The Emperor turned toward her and nodded for her to come forward. Artesia gathered her courage and stepped before the throne and kneeled on one knee, head lowered, arms crossed before her breasts.  
"Most Powerful and Righteous Master of the Stars, your humble serv…"  
"Enough Artesia, tell me what brings you here this day," the Emperor sighed, voice dripping with boredom and menace.  
Artesia bowed once more and stood before her liege, who towered over her even when seated. With flourish she reached into her cape, slowing her hand considerably when she saw the fingers of one of the Royal Kreeghor twitch around the shaft of his halberd. She pulled out a data crystal and set it on top of a six-foot tall steel column in front and to the left of the throne.  
"My Master, yesterday morning at 0400 Imperial Time, a small fleet of Free…rebel ships…attacked listening post 631."  
"Indeed," the Emperor leaned back a little in his throne. "Was the base destroyed?"  
Artesia paused for a moment to consider her phrasing. "Eventually, yes. But investigations indicate there was a 45-minute lapse between the end of hostilities over the post and the actual destruction of the base."  
"Enough time to do a full computer core dump, is that correct?"  
"Very likely, My Master. The data crystal I have brought you is a recording of the details of the battle, as viewed from a hidden probe imbedded in the surface of Charis IV."  

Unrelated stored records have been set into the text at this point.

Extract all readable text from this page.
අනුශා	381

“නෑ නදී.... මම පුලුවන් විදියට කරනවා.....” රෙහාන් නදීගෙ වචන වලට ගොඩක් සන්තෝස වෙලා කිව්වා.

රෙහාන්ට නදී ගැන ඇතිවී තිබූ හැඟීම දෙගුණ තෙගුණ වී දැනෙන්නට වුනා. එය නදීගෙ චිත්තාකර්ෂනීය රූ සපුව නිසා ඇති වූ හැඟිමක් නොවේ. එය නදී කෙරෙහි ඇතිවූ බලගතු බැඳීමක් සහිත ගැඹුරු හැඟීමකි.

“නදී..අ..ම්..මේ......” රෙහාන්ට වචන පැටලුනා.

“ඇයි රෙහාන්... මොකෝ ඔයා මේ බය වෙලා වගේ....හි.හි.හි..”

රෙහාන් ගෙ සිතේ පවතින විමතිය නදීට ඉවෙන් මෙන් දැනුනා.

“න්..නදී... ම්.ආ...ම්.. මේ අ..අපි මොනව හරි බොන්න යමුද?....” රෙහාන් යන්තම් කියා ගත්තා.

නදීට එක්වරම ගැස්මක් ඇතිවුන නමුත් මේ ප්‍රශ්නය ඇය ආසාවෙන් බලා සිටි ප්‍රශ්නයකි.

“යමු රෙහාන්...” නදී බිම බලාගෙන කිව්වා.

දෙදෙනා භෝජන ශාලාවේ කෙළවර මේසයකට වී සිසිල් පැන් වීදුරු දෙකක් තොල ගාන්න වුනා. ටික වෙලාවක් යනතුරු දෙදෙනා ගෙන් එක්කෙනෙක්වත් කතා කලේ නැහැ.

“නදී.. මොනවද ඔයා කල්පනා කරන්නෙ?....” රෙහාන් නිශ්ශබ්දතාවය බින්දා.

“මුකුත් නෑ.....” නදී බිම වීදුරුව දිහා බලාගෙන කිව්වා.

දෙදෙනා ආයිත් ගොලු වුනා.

The Emperor, contrary to being upset with the destruction of such valuable resources, smiled a feral grin that would have chilled the heart of a vampire. "Once again your insight into the rebels' thinking has been of service to the Empire. Your predictions of their response were exceedingly correct. Albeit they attacked the outpost a full two days earlier than you anticipated."  
"True My Master, and my apologies. It was inevitable that they respond in the manner they did. Their rebellion lives by its stomach and its ammunition, damage both and they will come running. They could not afford not to respond," she smiled.  
The Emperor was silent for a moment. "Then I shall await the rest of your predictions to come true as well. Report to me when it is clear they have taken the bait."  
With a wave, the Emperor dismissed Artesia, who bowed low and turned with a flare of her cape and strode out of the room. Out of the corner of her eye she saw the Kreeghor witch slink from the shadows to the side of the Emperor. In a small corner of her mind she felt those tendrils of power coalesce thicker than usual around the area she had just left.  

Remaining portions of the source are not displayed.